Because FSA has a service center concept—one stop shopping—a new farmer can learn about the numerous programs that provide subsidy payments, free money, all in one place. “If you look at it from my loan officer eye,” Gibbs said, “any free money my farmer can get, in theory, can help my farmer meet their obligations.”
Meet you halfway
Getting that loan in the first place can be challenging as equity and a good credit track record take time to build. But FSA can help there, too. One solution is the 50/50 program. Gibbs explained: “They can borrow 50% of the purchase price of the farm from us at an extremely low interest rate.” The balance would come from another lender, like Southwest Georgia Farm Credit.
The blended interest rate can be very advantageous to a new farmer. It’s a partnership that works for everyone. “FSA would allow Farm Credit to have a first lien on the property,” he said. “We would have a junior lien.”
Gibbs pulled one example from a stack to illustrate. An applicant had first introduced his grandson to Farm Credit Relationship Manager Brant Harrell. After asking a few questions, Harrell knew the grandson was going to need some help qualifying. He checked with Gibbs to see if he was willing to work with him on a 50/50 loan. The grandson met with Gibbs and soon they were pulling the deal together.

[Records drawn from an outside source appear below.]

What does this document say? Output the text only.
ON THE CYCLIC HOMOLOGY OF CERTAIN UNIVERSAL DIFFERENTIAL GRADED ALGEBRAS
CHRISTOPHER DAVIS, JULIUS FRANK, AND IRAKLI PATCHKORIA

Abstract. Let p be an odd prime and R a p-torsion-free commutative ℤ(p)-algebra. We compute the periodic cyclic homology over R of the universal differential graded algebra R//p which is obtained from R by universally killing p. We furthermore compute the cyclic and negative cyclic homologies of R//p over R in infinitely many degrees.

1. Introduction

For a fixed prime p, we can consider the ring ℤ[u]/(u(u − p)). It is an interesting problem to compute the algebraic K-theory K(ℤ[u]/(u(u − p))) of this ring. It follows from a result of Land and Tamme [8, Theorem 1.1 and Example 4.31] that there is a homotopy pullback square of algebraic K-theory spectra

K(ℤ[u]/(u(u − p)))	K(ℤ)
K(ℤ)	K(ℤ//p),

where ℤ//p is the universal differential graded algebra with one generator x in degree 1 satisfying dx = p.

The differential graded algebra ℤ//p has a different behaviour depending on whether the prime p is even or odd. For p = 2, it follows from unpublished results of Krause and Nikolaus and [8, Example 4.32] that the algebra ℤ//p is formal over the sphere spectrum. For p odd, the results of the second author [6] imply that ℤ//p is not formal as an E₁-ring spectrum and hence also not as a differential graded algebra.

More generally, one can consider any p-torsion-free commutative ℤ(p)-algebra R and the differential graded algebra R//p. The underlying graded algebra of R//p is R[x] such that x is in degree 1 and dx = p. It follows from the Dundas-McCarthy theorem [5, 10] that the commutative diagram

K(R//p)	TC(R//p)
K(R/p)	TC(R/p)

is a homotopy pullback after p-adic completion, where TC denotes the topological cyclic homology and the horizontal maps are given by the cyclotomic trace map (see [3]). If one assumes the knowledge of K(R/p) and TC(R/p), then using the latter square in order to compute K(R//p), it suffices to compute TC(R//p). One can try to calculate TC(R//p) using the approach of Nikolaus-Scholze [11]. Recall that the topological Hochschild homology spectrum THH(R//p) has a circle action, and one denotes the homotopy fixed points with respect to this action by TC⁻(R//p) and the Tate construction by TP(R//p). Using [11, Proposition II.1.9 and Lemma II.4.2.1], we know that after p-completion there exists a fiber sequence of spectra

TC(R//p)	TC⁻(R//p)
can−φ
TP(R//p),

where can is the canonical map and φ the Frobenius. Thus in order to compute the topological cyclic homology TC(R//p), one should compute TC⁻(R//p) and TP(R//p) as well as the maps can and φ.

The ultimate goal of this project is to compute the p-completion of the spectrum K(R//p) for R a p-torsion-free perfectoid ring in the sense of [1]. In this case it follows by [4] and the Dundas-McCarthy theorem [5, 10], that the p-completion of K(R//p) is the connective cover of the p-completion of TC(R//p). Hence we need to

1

Small steps lead to bigger ones
Gibbs described what he has seen work. The son or daughter graduates from a university, or leaves another line of work, and returns to the farm to get started. The current generation carves out part of the operation for the adult child to manage on their own, using the 50/50 program. “They create some equity on the balance sheet, then graduate to the next level and go to a lender and get an FSA guaranteed loan,” he said. “It’s a natural progression.” If the operation is successful, they’ll need more capital.
“Our mission is to try to get that person to move to the next step,” Gibbs said. “We want to help them succeed.”
And they’ll have loads of help along the way. For example, with the FSA guaranteed loan, Southwest Georgia Farm Credit handles all of the paperwork. Its seamless between the two lenders and requires no extra work for the borrower.
Wise to have an exit plan
Dean Daniels said he and other Relationship Managers have these types of discussions with their farming customers as often as possible, to get them thinking about their options so they’re ready when the timing is right. It’s the idea of having an exit plan, which makes good business sense.
“What we’re telling them is the more involved the younger person is in the operation, the better,” Daniels said. And if that’s their plan for five years from now, they should involve them in the financial aspects now. “Give them a small piece of the pie, so they don’t look like a deer in the headlights when the time comes.”
Using your influence and making introductions is a free gift you can give that next generation of farmers, said Daniels. It’s really no different than when a young man walks into a bank and wants a loan to buy a car. “Maybe he can scrape up a down payment, but he just got out of college and is working his first job. But Mom has banked at the bank forever, and she’s standing behind him.”
The next generation farmer needs to start somewhere and today’s farmer has the means to help. “That connection is the way to make it happen,” he said.